Oggi è lunedì, ma la gente è già di venerdì isterico.
Alle 18:40 arriva un SUV grigio topo, modello “ho fretta ma non abbastanza da non spiegarti tutto quello che ho fatto oggi”.
Scende un tipo sui 50.
Mi fa un cenno col dito come se dovessi intuire.
Dice solo:
“Lavaggio rapido. Ma bene, eh.
Senza graffiare la carrozzeria e occhio ai sensori, sono delicati.”
Annuisco.
Cerco di spiegargli che usiamo spazzole antigraffio, schiuma attiva, tutto regolamentare.
Lui mi interrompe:
“Sì, ma poi asciugatela meglio rispetto all’altra volta.
C’era un alone.
Che solo io ho notato, eh. Ma c’era.”
Controllo il vetro.
Ci sono schizzi secchi di terra, macchie di resina, impronte digitali non umane.
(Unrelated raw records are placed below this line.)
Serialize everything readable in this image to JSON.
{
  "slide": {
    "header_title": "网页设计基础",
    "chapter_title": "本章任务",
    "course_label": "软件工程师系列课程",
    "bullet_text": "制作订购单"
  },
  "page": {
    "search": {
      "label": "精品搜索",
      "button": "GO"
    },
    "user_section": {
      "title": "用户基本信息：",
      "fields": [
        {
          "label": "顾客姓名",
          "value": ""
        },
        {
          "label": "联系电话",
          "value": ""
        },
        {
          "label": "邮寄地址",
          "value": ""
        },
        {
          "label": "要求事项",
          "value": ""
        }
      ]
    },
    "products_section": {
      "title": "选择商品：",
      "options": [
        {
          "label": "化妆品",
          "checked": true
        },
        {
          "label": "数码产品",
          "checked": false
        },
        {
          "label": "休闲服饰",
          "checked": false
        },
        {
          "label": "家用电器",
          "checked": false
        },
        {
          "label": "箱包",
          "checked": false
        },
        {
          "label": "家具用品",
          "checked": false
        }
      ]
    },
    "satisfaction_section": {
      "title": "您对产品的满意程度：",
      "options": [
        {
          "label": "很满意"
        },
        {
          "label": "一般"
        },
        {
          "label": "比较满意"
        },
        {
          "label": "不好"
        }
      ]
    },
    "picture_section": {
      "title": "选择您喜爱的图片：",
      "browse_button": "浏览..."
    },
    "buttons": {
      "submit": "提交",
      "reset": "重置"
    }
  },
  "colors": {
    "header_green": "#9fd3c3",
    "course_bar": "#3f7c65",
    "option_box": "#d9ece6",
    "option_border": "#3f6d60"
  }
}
Sembra uscito da un rally nei boschi dopo un picnic con tre bambini e un pastore tedesco.
“In realtà sarebbe da fare un prelavaggio completo.”
Lui mi guarda come se gli avessi detto che deve consegnare un rene.
“Eh no. Io ho preso il buono da 6,90.
Ma me lo fate bene lo stesso, giusto?”
Respiro.
Lo stesso respiro che salva il mondo da una crisi diplomatica ogni tre minuti.